Visibility was so poor that only the silhouette of a local reporter could be seen through the driving rain.
‘Catastrophic damage’ feared
Weather officials said that Haiyan had sustained winds at 235 kilometres per hour, with gusts of 275 km/h when it made landfall. That makes it the strongest typhoon this year, said Aldczar Aurelio of the government’s weather bureau.
Gener Quitlong, another weather forecaster, said the typhoon was not losing much of its strength because there is no large land mass to slow it down since the region is comprised of islands with no tall mountains.
The typhoon — the 24th serious storm to hit the Philippines this year — is forecast to blow toward the South China Sea on Saturday, heading toward Vietnam.
Jeff Masters, a former hurricane meteorologist who is meteorology director at the private firm Weather Underground, said the storm had been poised to be the strongest tropical cyclone ever recorded at landfall. He warned of “catastrophic damage.”
But he said the Philippines might get a small break because the storm is so fast moving that flooding from heavy rains — usually the cause of most deaths from typhoons in the Philippines — may not be as bad.

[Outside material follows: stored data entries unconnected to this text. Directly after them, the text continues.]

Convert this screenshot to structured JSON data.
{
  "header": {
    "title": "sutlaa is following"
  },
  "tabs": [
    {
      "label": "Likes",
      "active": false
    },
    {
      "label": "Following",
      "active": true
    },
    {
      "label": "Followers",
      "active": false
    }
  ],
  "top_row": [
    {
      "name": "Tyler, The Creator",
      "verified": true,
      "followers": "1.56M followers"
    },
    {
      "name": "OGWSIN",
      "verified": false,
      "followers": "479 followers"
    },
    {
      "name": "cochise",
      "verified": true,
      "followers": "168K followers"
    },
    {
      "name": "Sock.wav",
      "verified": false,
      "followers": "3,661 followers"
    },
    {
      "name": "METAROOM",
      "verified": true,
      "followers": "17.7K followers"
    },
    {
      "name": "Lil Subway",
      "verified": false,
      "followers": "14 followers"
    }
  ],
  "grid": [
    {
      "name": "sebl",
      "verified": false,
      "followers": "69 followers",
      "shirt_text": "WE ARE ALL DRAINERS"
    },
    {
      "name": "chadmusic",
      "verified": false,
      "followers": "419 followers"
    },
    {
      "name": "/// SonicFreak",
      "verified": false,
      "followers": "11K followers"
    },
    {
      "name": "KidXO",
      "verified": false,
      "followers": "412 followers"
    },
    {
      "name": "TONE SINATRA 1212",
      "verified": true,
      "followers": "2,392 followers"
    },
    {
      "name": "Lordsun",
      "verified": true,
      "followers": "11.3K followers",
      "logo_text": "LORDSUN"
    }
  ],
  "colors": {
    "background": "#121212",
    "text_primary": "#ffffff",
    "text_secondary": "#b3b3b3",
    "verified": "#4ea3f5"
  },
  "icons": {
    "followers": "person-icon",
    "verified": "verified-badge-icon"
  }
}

As it approached the Philippines, the storm was one of the strongest on record.
The U.S. Navy’s Joint Typhoon Warning Center said shortly before the typhoon made landfall that its maximum sustained winds were 314 km/h, with gusts up to 379 km/h. Those measurements are different than local weather data because the U.S. Navy centre measures the average wind speed for 1 minute while local forecasters measure average for 10 minutes.
Hurricane Camille, a 1969 storm, had wind speeds that reached 305 km/h at landfall in the United States, Masters said.
Officials in Cebu province have shut down electric service to the northern part of the province to avoid electrocutions in case power pylons are toppled, said assistant regional civil defence chief Flor Gaviola.
President Benigno Aquino III assured the public of war-like preparations, with three C-130 air force cargo planes and 32 military helicopters and planes on standby, along with 20 navy ships.